In these dire economic times, if you have a mind to convince yourself that you’re doing pretty well, that you make a decent salary and own some cool stuff, I suggest you take a trip to Palm Beach to snap out of it.
No matter how rich you are, you can’t hold a candle to the average busboy in Palm Beach. The girl who makes your latte at Starbucks on Ocean Boulevard owns a summer flat in London and used to date Colin Farrell.
We spent some time in Palm Beach last weekend. We spent an afternoon window shopping on Worth Avenue and then the next day went to brunch at The Breakers, aka Versailles-on-the-Sea.
The thing is a monster. A well-appointed monster with murals and tapestries and caviar and brie on every flat surface. The parking lots are filled with Bentleys and Jags, and even the workers have nose jobs and Cindy McCain ponytails. The Breakers is no place for fat people with acne and polyester, and certainly not someone who has once called the Midwest home.
Yet, they let us in on Sunday for brunch. My mother-in-law and I didn’t eat for 24 hours, saving our appetites to gorge ourselves at the omelette and seafood bars. I wore a tent dress and did some push-ups before leaving the house. My husband seems to have been born with a lot more class. He ate breakfast at home that morning and when given free rein at the brunch, had two salads before calmly approaching the 30-dessert table. I’m surprised he didn’t take a carton of the Yoplait yogurt that some moron from the kitchen staff put on the exotic fruit table.
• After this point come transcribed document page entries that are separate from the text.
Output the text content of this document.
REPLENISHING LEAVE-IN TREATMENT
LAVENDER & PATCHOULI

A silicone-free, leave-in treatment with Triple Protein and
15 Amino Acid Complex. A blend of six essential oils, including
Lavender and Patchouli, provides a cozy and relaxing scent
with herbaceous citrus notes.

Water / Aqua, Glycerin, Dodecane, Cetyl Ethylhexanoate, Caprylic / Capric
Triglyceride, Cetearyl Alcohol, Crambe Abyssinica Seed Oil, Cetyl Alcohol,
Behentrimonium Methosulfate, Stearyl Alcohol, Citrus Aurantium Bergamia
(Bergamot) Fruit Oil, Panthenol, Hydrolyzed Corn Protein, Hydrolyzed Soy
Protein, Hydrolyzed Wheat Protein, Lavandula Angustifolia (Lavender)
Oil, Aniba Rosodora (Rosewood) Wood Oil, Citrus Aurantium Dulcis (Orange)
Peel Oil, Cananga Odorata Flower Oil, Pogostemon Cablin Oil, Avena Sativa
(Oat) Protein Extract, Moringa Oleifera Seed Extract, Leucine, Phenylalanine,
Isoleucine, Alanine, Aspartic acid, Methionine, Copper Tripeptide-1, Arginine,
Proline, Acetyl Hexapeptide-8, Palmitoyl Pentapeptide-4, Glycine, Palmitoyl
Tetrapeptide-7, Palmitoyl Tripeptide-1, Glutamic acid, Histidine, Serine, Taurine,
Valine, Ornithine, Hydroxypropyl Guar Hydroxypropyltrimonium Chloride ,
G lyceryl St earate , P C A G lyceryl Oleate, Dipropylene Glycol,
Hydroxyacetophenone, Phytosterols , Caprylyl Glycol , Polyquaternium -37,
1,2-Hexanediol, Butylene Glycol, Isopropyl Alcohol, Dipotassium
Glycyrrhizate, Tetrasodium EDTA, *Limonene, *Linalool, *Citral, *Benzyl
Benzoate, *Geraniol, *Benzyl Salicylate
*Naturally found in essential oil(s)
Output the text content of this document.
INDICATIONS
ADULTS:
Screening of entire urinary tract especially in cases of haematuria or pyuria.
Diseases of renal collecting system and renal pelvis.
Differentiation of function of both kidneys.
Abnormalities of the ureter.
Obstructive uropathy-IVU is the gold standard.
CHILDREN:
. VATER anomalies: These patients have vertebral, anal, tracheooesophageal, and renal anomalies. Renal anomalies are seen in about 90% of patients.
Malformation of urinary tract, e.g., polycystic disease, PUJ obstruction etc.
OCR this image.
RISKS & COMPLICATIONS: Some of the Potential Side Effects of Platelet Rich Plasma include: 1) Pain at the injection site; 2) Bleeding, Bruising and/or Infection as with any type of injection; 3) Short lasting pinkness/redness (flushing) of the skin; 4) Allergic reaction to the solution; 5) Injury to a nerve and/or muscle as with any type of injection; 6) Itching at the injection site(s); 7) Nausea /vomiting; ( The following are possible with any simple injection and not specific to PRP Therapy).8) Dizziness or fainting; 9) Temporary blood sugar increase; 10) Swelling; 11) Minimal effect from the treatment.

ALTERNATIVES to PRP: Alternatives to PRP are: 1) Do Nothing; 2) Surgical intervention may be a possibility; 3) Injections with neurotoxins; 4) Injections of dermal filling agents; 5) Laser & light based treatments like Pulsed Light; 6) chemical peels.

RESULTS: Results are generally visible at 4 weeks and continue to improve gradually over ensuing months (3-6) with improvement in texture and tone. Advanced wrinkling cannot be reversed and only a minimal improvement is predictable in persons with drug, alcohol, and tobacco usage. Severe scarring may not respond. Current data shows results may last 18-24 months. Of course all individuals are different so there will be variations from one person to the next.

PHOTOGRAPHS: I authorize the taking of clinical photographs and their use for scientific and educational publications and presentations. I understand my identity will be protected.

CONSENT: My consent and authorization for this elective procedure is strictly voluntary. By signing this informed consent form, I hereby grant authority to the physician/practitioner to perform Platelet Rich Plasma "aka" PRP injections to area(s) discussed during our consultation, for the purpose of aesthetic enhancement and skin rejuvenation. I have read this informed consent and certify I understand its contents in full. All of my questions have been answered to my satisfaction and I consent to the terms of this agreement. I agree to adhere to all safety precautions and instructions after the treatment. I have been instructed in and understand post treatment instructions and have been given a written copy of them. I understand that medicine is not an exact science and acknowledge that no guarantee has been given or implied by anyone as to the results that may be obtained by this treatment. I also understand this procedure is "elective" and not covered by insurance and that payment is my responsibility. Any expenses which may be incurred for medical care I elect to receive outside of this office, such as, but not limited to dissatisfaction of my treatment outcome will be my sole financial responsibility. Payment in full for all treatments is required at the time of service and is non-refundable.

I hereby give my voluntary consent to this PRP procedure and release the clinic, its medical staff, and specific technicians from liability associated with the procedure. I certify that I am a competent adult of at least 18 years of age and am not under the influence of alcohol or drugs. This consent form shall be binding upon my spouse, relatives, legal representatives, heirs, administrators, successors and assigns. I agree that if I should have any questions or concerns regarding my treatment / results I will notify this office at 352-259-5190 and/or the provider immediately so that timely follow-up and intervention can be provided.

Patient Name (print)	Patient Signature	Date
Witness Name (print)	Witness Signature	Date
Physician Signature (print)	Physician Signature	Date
The brunch is expensive; a real luxury. As you’re eating, you can’t help but look around the huge dining room, mentally counting and multiplying and deciding that’s how they can afford to put a giant skewer of cornish hens halfway to the ceiling, just for decoration.
And as you’re looking around, you see people who have so much money, they brought their kids to this brunch. Kids who are going to nod their heads, “yes,” to the $10 bottle of water, the only thing that isn’t included in the brunch cost. Maybe they’re staying in the hotel and this is just their normal breakfast. Maybe the Breakers brunch is just one more boring thing about this Palm – yawn – Beach vacation.
“Where do you work?” I want to ask, walking from table to table.
Of course I couldn’t do that. I spilled Hollandaise sauce on my tent dress and the harp player might see it and tell the manager that the hicks from Ohio are here.